Rocco, era passato ormai un anno dalla fine della loro storia, lui le era parso come l’uomo del destino, aperto e solare, poi in realtà si era dimostrato strano, misterioso e inafferrabile, spariva per lunghi periodi in cui non era possibile rintracciarlo e se inizialmente si era mostrato interessato a lei come persona e le diceva che nessuna donna mai lo aveva intrigato mentalmente come lei, che il sesso era importante ma non come le affinità elettive, poi invece ogni volta che si vedevano, per accontentarlo, finiva esclusivamente nel suo letto, Lyuba così si era sentita come un oggetto sessuale e lo aveva lasciato e Rocco indifferente le aveva detto, come vuoi e non lo aveva più visto né sentito.

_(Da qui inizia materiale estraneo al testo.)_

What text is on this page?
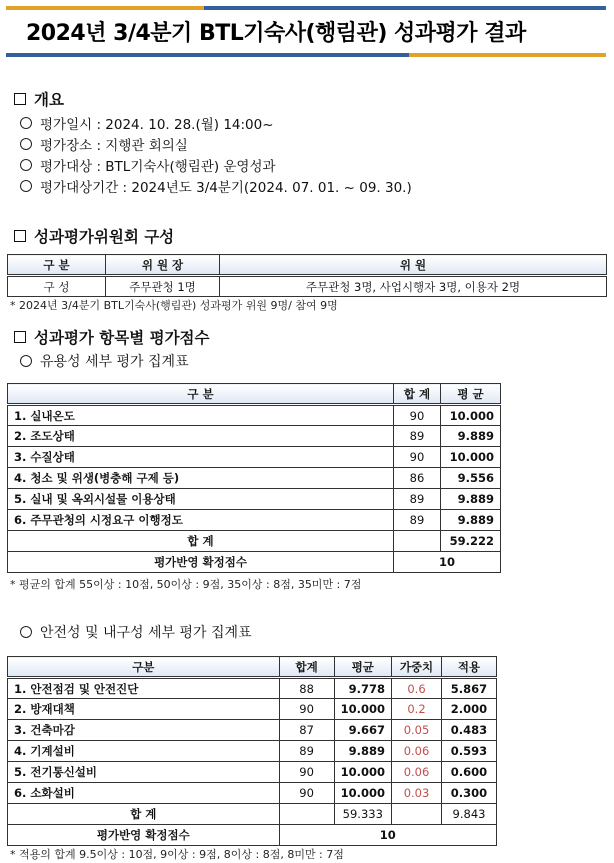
2024년 3/4분기 BTL기숙사(행림관) 성과평가 결과
개요
평가일시 : 2024. 10. 28.(월) 14:00~
평가장소 : 지행관 회의실
평가대상 : BTL기숙사(행림관) 운영성과
평가대상기간 : 2024년도 3/4분기(2024. 07. 01. ~ 09. 30.)
성과평가위원회 구성
구 분	위 원 장	위 원
구 성	주무관청 1명	주무관청 3명, 사업시행자 3명, 이용자 2명
* 2024년 3/4분기 BTL기숙사(행림관) 성과평가 위원 9명/ 참여 9명
성과평가 항목별 평가점수
유용성 세부 평가 집계표
구 분	합 계	평 균
1. 실내온도	90	10.000
2. 조도상태	89	9.889
3. 수질상태	90	10.000
4. 청소 및 위생(병충해 구제 등)	86	9.556
5. 실내 및 옥외시설물 이용상태	89	9.889
6. 주무관청의 시정요구 이행정도	89	9.889
합 계		59.222
평가반영 확정점수	10	
* 평균의 합계 55이상 : 10점, 50이상 : 9점, 35이상 : 8점, 35미만 : 7점
안전성 및 내구성 세부 평가 집계표
구분	합계	평균	가중치	적용
1. 안전점검 및 안전진단	88	9.778	0.6	5.867
2. 방재대책	90	10.000	0.2	2.000
3. 건축마감	87	9.667	0.05	0.483
4. 기계설비	89	9.889	0.06	0.593
5. 전기통신설비	90	10.000	0.06	0.600
6. 소화설비	90	10.000	0.03	0.300
합 계		59.333		9.843
평가반영 확정점수	10			
* 적용의 합계 9.5이상 : 10점, 9이상 : 9점, 8이상 : 8점, 8미만 : 7점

Ma ora Lyuba era alle prese con cosa indossare, si era in quella stagione dove si incontravano persone coi sandali e senza calze ed altre con gli stivali, gente col piumino e altre a mezze maniche, alla fine decise per un paio di jeans, una delle magliette di sua creazione, un chiodo in pelle nera legato ai fianchi e un paio di ballerine, per ultimo passò a sistemare i capelli che quando era giù li trovava orribili e non sapeva mai come sistemarli, alla fine li lasciò sciolti, brutti come erano senza farci niente, spettinandoli con le dita e dandogli un filo di lacca illuminante.

Uscì sentendosi sciatta e insulsa e in bici andò all’appuntamento con Rico.

Dopo i convenevoli, Lyuba rimase un poco interdetta Rico abbracciandola le aveva messo le mani sulle reni, ebbe anche l’impressione di un palpeggio, scosse la testa e gettò via la sensazione, si sedettero al tavolino ordinando tè speziato all’orientale e i dolci al cioccolato e Rico iniziò una storia che pareva assurda.     

“Una persona importante, molto importante, un nuovo conoscente di Rocco, che non usa il suo nome ma uno pseudonimo: Duga, e sei stata proprio tu che mi hai parlato del controllo mentale e  del segnale radio militare, proveniente dall’Unione Sovietica chiamato Duga, questa è la prima analogia col tuo gruccione”.

“Io ti ho parlato delle onde elettromagnetiche, del controllo mentale ma del Duga mai”

“Te ne sei già dimenticata tu lo chiami Woodpecker, in realtà il suo nome vero era Duga”.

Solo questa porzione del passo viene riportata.